Glencore Energy UK Limited is also expected to plead guilty to charges brought by the SFO regarding allegations that “Glencore agents and employees paid bribes worth over $25 million for preferential access to oil, with approval by the company,” the SFO stated. A sentencing hearing in Southwark Crown Court is scheduled for June 21.
Decade-Long Bribery Scheme
The Foreign Corrupt Practices Act (FCPA) violations arose from a decade-long scheme by Glencore and its subsidiaries to make and conceal corrupt payments and bribes through intermediaries for the benefit of foreign officials across multiple countries.
According to admissions and court documents filed in the Southern District of New York, between approximately 2007 and 2018, Glencore, “acting through its employees and agents, engaged in a scheme to pay more than $100 million to third-party intermediaries, while intending that a significant portion of these payments would be used to pay bribes to officials in Nigeria, Cameroon, Ivory Coast, Equatorial Guinea, Brazil, Venezuela, and the Democratic Republic of the Congo (DRC),” the Justice Department stated.
“The scope of this criminal bribery scheme is staggering,” said U.S. Attorney Damian Williams for the Southern District of New York.
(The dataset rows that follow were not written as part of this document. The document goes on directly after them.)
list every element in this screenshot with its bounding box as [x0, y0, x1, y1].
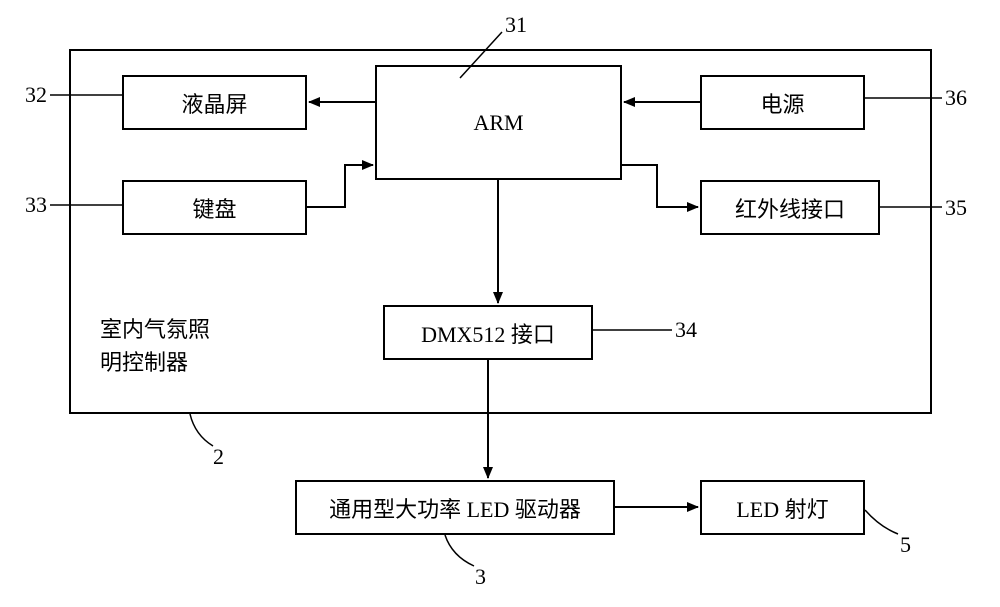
- callout-33: 33: [25, 192, 47, 218]
- callout-31: 31: [505, 12, 527, 38]
- leader-2: [190, 414, 213, 446]
- callout-3: 3: [475, 564, 486, 590]
- container-label-line1: 室内气氛照: [100, 317, 210, 342]
- callout-32: 32: [25, 82, 47, 108]
- spot-label: LED 射灯: [736, 492, 828, 524]
- dmx-box: DMX512 接口: [383, 305, 593, 360]
- callout-5: 5: [900, 532, 911, 558]
- ir-box: 红外线接口: [700, 180, 880, 235]
- keyboard-label: 键盘: [192, 192, 236, 224]
- callout-34: 34: [675, 317, 697, 343]
- power-label: 电源: [760, 87, 804, 119]
- callout-36: 36: [945, 85, 967, 111]
- lcd-label: 液晶屏: [181, 87, 247, 119]
- power-box: 电源: [700, 75, 865, 130]
- diagram-canvas: 室内气氛照 明控制器 液晶屏 ARM 电源 键盘 红外线接口 DMX512 接口…: [0, 0, 1000, 607]
- arm-box: ARM: [375, 65, 622, 180]
- arm-label: ARM: [473, 110, 523, 136]
- dmx-label: DMX512 接口: [421, 317, 555, 349]
- ir-label: 红外线接口: [735, 192, 845, 224]
- keyboard-box: 键盘: [122, 180, 307, 235]
- callout-35: 35: [945, 195, 967, 221]
- driver-label: 通用型大功率 LED 驱动器: [329, 492, 581, 524]
- leader-3: [445, 535, 474, 566]
- lcd-box: 液晶屏: [122, 75, 307, 130]
- container-label-line2: 明控制器: [100, 350, 188, 375]
- leader-5: [865, 510, 898, 534]
- driver-box: 通用型大功率 LED 驱动器: [295, 480, 615, 535]
- spot-box: LED 射灯: [700, 480, 865, 535]
- callout-2: 2: [213, 444, 224, 470]
- controller-container-label: 室内气氛照 明控制器: [100, 313, 210, 379]
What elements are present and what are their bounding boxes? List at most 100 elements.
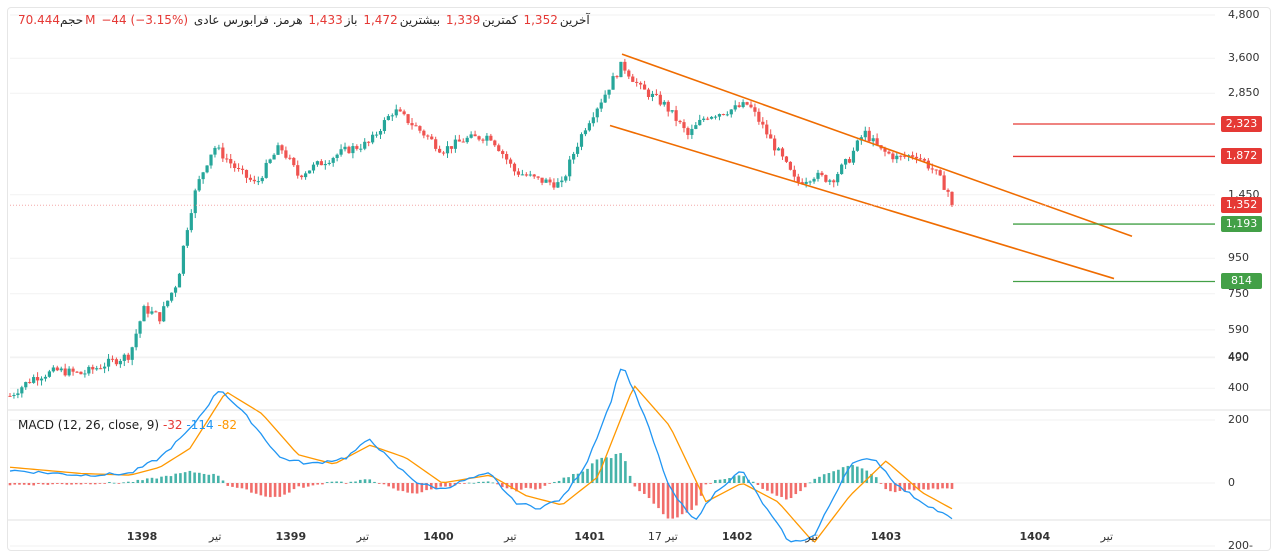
candle-body <box>311 164 316 171</box>
candle-body <box>240 168 245 170</box>
macd-line-value: -114 <box>186 418 214 432</box>
macd-histogram-bar <box>420 483 424 493</box>
candle-body <box>761 121 765 125</box>
macd-histogram-bar <box>704 483 708 485</box>
candle-body <box>233 163 237 169</box>
candle-body <box>650 93 655 97</box>
macd-histogram-bar <box>216 475 220 483</box>
macd-histogram-bar <box>79 483 83 485</box>
candle-body <box>154 311 158 313</box>
candle-body <box>193 190 197 214</box>
symbol-name[interactable]: هرمز. فرابورس عادی <box>193 13 303 27</box>
candle-body <box>524 174 528 176</box>
macd-histogram-bar <box>756 483 760 486</box>
candle-body <box>635 81 639 83</box>
macd-histogram-bar <box>340 481 343 483</box>
macd-histogram-bar <box>74 483 78 485</box>
macd-histogram-bar <box>557 480 561 483</box>
candle-body <box>371 134 375 143</box>
candle-body <box>390 115 394 117</box>
candle-body <box>351 146 355 154</box>
candle-body <box>950 191 954 206</box>
macd-histogram-bar <box>723 479 727 483</box>
macd-histogram-bar <box>56 483 59 484</box>
volume-value: 70.444M <box>18 13 96 27</box>
macd-histogram-bar <box>676 483 679 518</box>
candle-body <box>363 141 367 149</box>
candle-body <box>181 245 186 274</box>
candle-body <box>631 76 635 82</box>
price-axis-label: 490 <box>1228 350 1249 364</box>
candle-body <box>843 159 848 165</box>
candle-body <box>709 116 714 119</box>
macd-histogram-bar <box>941 483 944 489</box>
macd-histogram-bar <box>562 477 566 483</box>
macd-histogram-bar <box>8 483 12 486</box>
candle-body <box>883 148 887 152</box>
candle-body <box>828 180 832 182</box>
macd-histogram-bar <box>794 483 798 495</box>
candle-body <box>753 107 757 112</box>
macd-histogram-bar <box>595 459 599 483</box>
candle-body <box>264 162 268 178</box>
candle-body <box>895 155 899 160</box>
candle-body <box>315 161 320 165</box>
macd-histogram-bar <box>865 470 869 483</box>
macd-histogram-bar <box>732 476 736 483</box>
candle-body <box>532 174 536 177</box>
channel-lower-line <box>609 124 1115 280</box>
macd-histogram-bar <box>751 481 755 483</box>
candle-body <box>654 93 658 95</box>
candle-body <box>16 393 20 396</box>
candle-body <box>544 179 548 183</box>
macd-histogram-bar <box>808 482 812 484</box>
macd-histogram-bar <box>567 477 570 483</box>
candle-body <box>505 154 509 160</box>
candle-body <box>603 94 607 103</box>
macd-histogram-bar <box>18 483 21 485</box>
macd-histogram-bar <box>425 483 428 491</box>
candle-body <box>946 189 950 192</box>
macd-histogram-bar <box>335 481 338 483</box>
candle-body <box>508 159 513 164</box>
macd-histogram-bar <box>231 483 234 487</box>
candle-body <box>284 150 288 158</box>
macd-histogram-bar <box>406 483 409 493</box>
candle-body <box>327 162 331 164</box>
macd-histogram-bar <box>690 483 693 510</box>
macd-histogram-bar <box>505 483 509 489</box>
macd-histogram-bar <box>226 483 230 486</box>
candle-body <box>304 173 308 178</box>
macd-histogram-bar <box>600 457 604 483</box>
candle-body <box>197 179 201 191</box>
candle-body <box>343 146 347 150</box>
candle-body <box>248 177 253 180</box>
macd-histogram-bar <box>292 483 296 490</box>
macd-histogram-bar <box>174 473 177 483</box>
candle-body <box>796 176 800 183</box>
candle-body <box>769 134 773 139</box>
candle-body <box>469 134 473 138</box>
macd-histogram-bar <box>401 483 405 492</box>
candle-body <box>804 181 808 184</box>
candle-body <box>106 358 111 367</box>
candle-body <box>516 171 521 175</box>
candle-body <box>169 292 174 301</box>
candle-body <box>910 155 915 157</box>
macd-histogram-bar <box>240 483 244 489</box>
macd-histogram-bar <box>671 483 675 519</box>
candle-body <box>611 76 615 90</box>
candle-body <box>71 368 75 372</box>
macd-title[interactable]: MACD (12, 26, close, 9) <box>18 418 160 432</box>
macd-histogram-bar <box>363 479 367 483</box>
macd-histogram-bar <box>306 483 310 487</box>
candle-body <box>662 101 666 105</box>
candle-body <box>418 126 422 131</box>
candle-body <box>339 149 343 155</box>
candle-body <box>256 181 260 183</box>
candle-body <box>646 89 651 97</box>
candle-body <box>378 130 383 135</box>
macd-histogram-bar <box>377 483 381 484</box>
macd-histogram-bar <box>392 483 395 489</box>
Glencore paid bribes to secure oil contracts (in Nigeria), avoid government audits, and “bribed judges to make lawsuits disappear,” he said.
“At bottom, Glencore paid bribes to make money—hundreds of millions of dollars—and it did so with the approval, and even encouragement, of its top executives,” Williams added.
Compliance Considerations
The Justice Department said it weighed several factors in reaching an agreement with Glencore, including:
- The “nature, seriousness, and pervasiveness of the offense conduct,” which spanned over a decade, in numerous countries, and involved high-level employees and agents;
- Glencore’s failure to voluntarily and timely disclose the conduct to the Justice Department;
- The state of Glencore’s compliance program and the progress of its remediation;
- Glencore’s resolutions with other domestic and foreign authorities; and
- Glencore’s continued cooperation with the Justice Department’s ongoing investigation.
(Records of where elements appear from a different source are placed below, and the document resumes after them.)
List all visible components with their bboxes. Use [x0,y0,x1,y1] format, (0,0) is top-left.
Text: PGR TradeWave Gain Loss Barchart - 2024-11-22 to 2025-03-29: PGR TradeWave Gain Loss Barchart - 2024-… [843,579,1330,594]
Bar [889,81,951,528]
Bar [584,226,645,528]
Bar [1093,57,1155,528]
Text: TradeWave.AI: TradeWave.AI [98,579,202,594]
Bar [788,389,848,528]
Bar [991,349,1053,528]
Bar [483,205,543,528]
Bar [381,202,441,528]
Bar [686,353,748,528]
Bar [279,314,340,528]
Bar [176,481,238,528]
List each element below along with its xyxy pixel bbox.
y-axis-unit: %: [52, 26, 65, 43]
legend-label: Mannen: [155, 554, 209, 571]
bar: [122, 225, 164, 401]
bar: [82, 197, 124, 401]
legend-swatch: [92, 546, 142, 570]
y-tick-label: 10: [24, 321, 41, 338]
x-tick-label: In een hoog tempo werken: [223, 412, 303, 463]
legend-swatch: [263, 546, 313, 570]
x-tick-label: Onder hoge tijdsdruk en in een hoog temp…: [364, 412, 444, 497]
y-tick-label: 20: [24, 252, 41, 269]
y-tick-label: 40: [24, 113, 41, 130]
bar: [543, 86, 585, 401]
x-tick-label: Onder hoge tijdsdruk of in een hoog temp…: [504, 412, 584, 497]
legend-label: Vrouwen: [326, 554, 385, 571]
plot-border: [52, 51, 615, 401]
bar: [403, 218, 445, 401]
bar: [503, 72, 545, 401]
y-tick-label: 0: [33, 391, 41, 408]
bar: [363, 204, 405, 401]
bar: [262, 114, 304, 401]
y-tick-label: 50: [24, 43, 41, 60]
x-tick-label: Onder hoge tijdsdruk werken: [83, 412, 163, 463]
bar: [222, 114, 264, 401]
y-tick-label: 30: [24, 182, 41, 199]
“Glencore did not receive full credit for cooperation and remediation, because it did not consistently demonstrate a commitment to full cooperation; it was delayed in producing relevant evidence; and it did not timely and appropriately remediate with respect to disciplining certain employees involved in the misconduct,” the Justice Department stated.
“Glencore has invested substantial resources towards developing a best-in-class Ethics and Compliance Program,” the company stated. “Glencore has also taken extensive remediation actions, including through the separation or discipline of employees involved in the wrongdoing. The Company has a refreshed board and management team, who are dedicated to fostering a culture of integrity, responsibility, and transparency.”
According to the Justice Department, several relevant considerations contributed to the Department’s plea agreement with Glencore Ltd., “including the nature and seriousness of the offense, Glencore Ltd.’s failure to fully and voluntarily self‑disclose the offense conduct to the department, Glencore Ltd.’s cooperation with the department’s investigation, and the state of Glencore Ltd.’s compliance program and the progress of its remediation.”
Sentencing has been scheduled in the market manipulation case for June 24, and a control date for sentencing in the FCPA case has been set for October 3.
Glencore stated that it “continues to cooperate with a previously disclosed and ongoing investigation by the Office of the Attorney General of Switzerland (OAG) into Glencore International for failure to have the organizational measures in place to prevent alleged corruption and an investigation of similar scope by the Dutch Public Prosecution Service.”
Jaclyn Jaeger is a contributing editor at Compliance Chief 360° and a freelance business writer based in Manchester, New Hampshire.